Zeynebiye.com: Gürcistan'ın yapısını ve oradaki Ehlibeyt dostlarının durumunu öğrenebilir miyiz?
Hacı Rızvan: Gürcistan'ın beş milyonu aşkın nüfusu var. Bunun beşte biri, yaklaşık bir milyonu Müslüman. Müslümanların yarısı Hanefi, yarısı Caferi mezhebine mensuplar. Gürcistan'daki Ehlibeyt dostları kırkın üzerinde camide ve çeşitli şehirlerdeki Hüseyniyelerde ibadetlerini yerine getiriyorlar. Altmışa yakın seyit türbeleri ve ziyaretgahlar var.
Tiflis'te iki büyük dini-kültürel merkezler var. İman Cemiyeti, gazete, kitap ve takvim yayınlarıyla Ehlibeyt dostlarına hizmet ediyor. Diğer merkez de çeşitli faaliyetler yürüten Alulbeyt Müessesi'dir. Bu merkez Ayetullah Sistani'nin temsilcileri tarafından kurulmuştur. Gürcistan'da Kafkas Müslümanları İdaresi'nin temsilciliği de var, faaliyetlerini sürdürmektedir.

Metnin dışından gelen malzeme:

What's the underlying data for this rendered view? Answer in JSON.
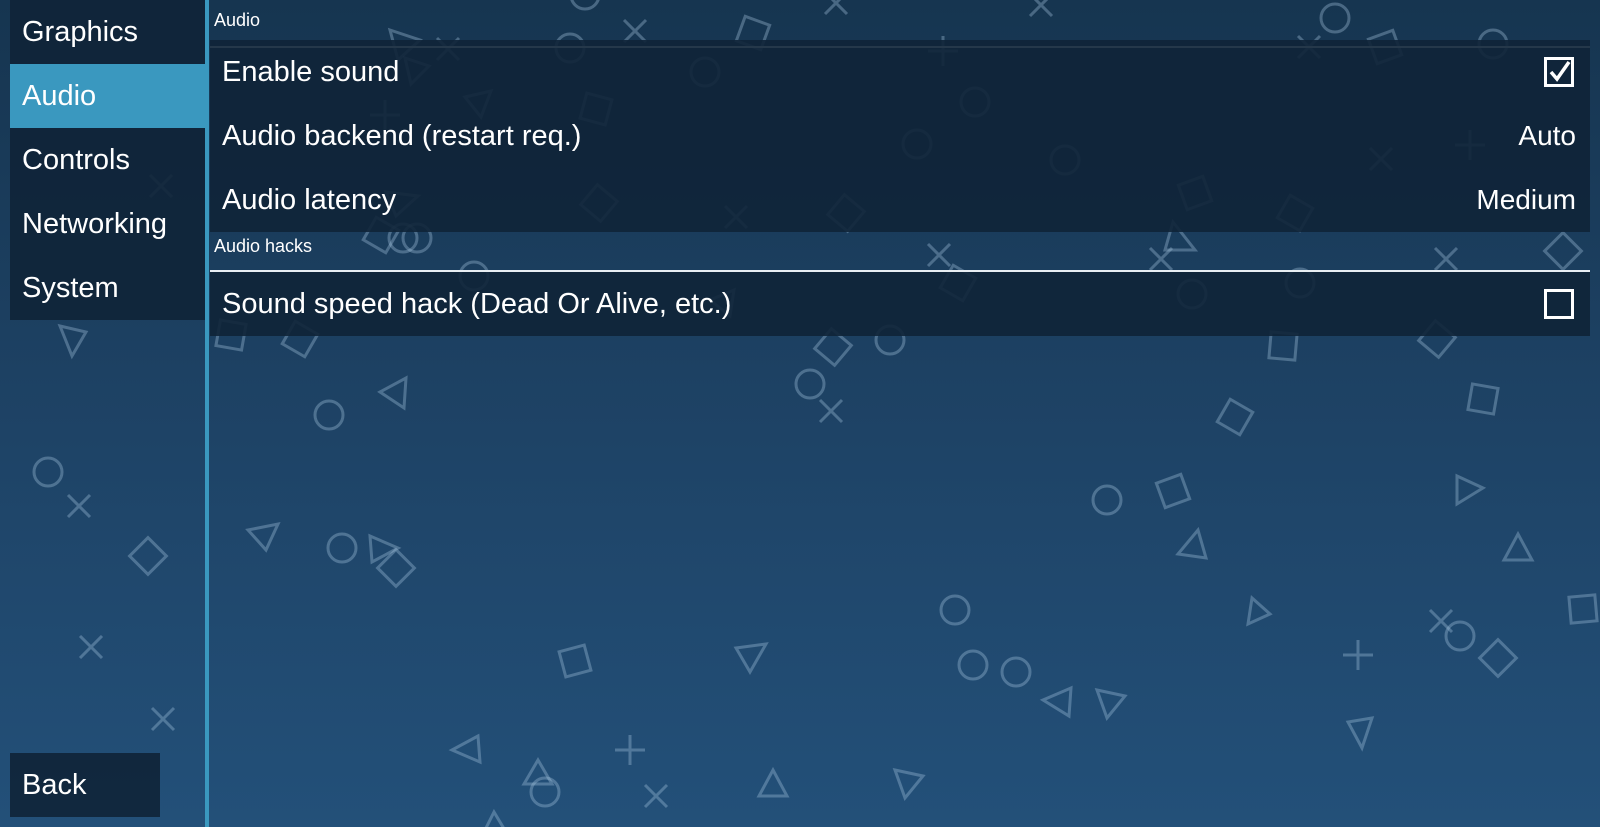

Gardabani şehirnde iki cemiyetimiz var. Biri Ayetullah el Hekim'in temsilcilerinin kurduğu el Hikmet; diğeri ise Uluslararası Ehlibeyt Cemiyeti tarafından kurulan Ehlibeyt Hikmeti Derneği'dir. Marneoli'de Ehlibeyt Derneği vardır. Ben kendim de o dernekte faaliyet gösteriyorum. Derneğimizin "Ehlibeyt" isimli dergisinin editörlüğünü yürütmekteyim. Derneğimizin 35 bölgede Kur'an kursları faaliyet göstermektedir. Aşura, Erbain, bayramlar başta olmak üzere yılda ona yakın büyük merasimler düzenliyoruz. Bilgisayar, İngilizce ve Gürcüce kurslar düzenliyoruz.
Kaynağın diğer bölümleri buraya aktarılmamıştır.